Advertisers have severed ties with chat website Ask.fm in the wake of the death of teenager Hannah Smith who was found dead after she was abused on the site.
Vodafone, Save the Children and Specsavers were the first companies to pull their advertising from the social media platform over concerns about online bullying.
The Sun newspaper, eBay, BT and EDF were among the comapnies who later announced they were also dropping their adverts from the website.
Prime Minister David Cameron urged social media sites to "step up to the plate" and deal with how they intend to tackle online abuse following the death of the 14-year-old.
Hannah was found hanged at her home in Lutterworth, Leicestershire, after frequently receiving abusive messages on Ask.fm. The website allows users to ask questions and send messages to each other anonymously.
A post mortem into her death was inconclusive.
Specsavers has removed all advertising on the site due to "deep concerns over cyberbullying".
A spokesperson for the charity Save the Children added: "We put the welfare of children first and as a result of the tragic case of Hannah Smith we no longer advertise on Ask.fm."
Cameron said the government was looking at how to protect people from being abused online and called for a boycott of sites that appear to not tackle the problem.
He said: "It's not the case that there's nothing we can do just because it's online. There are some steps that need to be taken.
"The people that run these websites have got to step up to the plate, clean up their act and show some responsibility.
"It's not acceptable what's allowed to happen on these sites. It's their responsibility, and those posting these hateful remarks, first and foremost.
"Just because something is done online doesn't mean that it's legal. If you incite hatred, if you incite violence, that's a crime, whether you do it in a television studio, on a soapbox or online. So these people can be chased.
"If websites don't clean up their act and don't sort themselves out then we as members of the general public have got to stop using these particular sites and boycott them."
Never happen again
Campaign group BeatBullying is also calling for people to boycott the site and for adverisers to continue leaving the site in protest of Hannah's death.
The group said: "Ask.fm needs to take its users' safety much more seriously, which includes putting adequate resources behind its safeguarding policies.
"For some young people, this site has become an ecosystem of hate and we must ensure that cases like Hannah's can never happen again.
"Until this happens, we're calling on the public, young people, parents and schools to boycott Ask.fm.

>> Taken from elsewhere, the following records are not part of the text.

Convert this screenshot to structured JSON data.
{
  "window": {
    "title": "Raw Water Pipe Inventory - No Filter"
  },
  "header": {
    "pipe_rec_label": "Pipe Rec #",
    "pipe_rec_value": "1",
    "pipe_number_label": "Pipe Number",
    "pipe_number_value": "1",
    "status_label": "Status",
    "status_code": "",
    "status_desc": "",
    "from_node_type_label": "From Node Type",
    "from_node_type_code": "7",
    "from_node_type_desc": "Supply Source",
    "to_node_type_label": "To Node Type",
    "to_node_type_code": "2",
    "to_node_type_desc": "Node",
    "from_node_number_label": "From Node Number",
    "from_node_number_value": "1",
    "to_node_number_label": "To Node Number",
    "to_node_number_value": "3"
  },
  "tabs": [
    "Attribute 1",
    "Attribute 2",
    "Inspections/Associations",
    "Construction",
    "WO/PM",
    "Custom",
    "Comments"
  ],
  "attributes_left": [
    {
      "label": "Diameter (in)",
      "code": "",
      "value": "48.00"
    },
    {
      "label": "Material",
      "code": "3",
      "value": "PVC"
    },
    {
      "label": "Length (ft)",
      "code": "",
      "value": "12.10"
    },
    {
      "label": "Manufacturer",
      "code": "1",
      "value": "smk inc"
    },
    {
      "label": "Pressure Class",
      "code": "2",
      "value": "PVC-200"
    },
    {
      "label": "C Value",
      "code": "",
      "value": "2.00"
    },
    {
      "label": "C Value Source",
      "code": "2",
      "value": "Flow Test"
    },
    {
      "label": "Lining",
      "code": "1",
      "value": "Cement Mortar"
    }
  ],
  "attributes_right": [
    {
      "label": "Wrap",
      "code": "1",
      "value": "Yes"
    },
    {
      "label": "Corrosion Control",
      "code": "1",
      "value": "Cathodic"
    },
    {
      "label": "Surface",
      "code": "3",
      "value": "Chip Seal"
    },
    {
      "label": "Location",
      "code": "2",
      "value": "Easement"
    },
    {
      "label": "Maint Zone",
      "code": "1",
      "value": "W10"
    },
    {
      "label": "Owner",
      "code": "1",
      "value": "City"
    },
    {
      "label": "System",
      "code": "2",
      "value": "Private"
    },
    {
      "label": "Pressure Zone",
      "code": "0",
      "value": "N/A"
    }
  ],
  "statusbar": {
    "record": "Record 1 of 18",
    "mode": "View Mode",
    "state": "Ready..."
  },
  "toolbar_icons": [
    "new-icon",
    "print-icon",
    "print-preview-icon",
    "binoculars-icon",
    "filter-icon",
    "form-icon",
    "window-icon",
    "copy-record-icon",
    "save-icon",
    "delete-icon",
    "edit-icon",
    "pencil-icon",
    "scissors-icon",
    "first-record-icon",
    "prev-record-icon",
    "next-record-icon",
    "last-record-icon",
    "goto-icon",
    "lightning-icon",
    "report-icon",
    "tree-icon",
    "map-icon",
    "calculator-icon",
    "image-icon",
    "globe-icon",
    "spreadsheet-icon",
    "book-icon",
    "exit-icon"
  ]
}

"We're also urging advertisers whose funding provides the lifeblood of the site to think very carefully about their advertising spend on this platform."
The founders of Ask.fm, Mark and Ilja Terebin, published an open letter in response to the criticism.It said: "We would like to reassure all users and parents of users that we are committed to ensuring that our site is a safe environment.
"We do not condone bullying of any kind, or any form of unacceptable use of our site.
"We have implemented various measures over the past months to continue to improve our users' safety, and we have implemented improved reporting policies."
It continued: "The vast majority of our users are very happy teenagers, who use Ask.fm to converse with their peers around the world about the things that interest them.
"Bullying is an age-old problem that we in no way condone - and while its evolution online is disturbing, it certainly is not unique to our site.
"We will continue to work with the appropriate organisations to safeguard against bullying on Ask.fm - and we would welcome the opportunity to align with the rest of industry and society in fighting it on a higher level."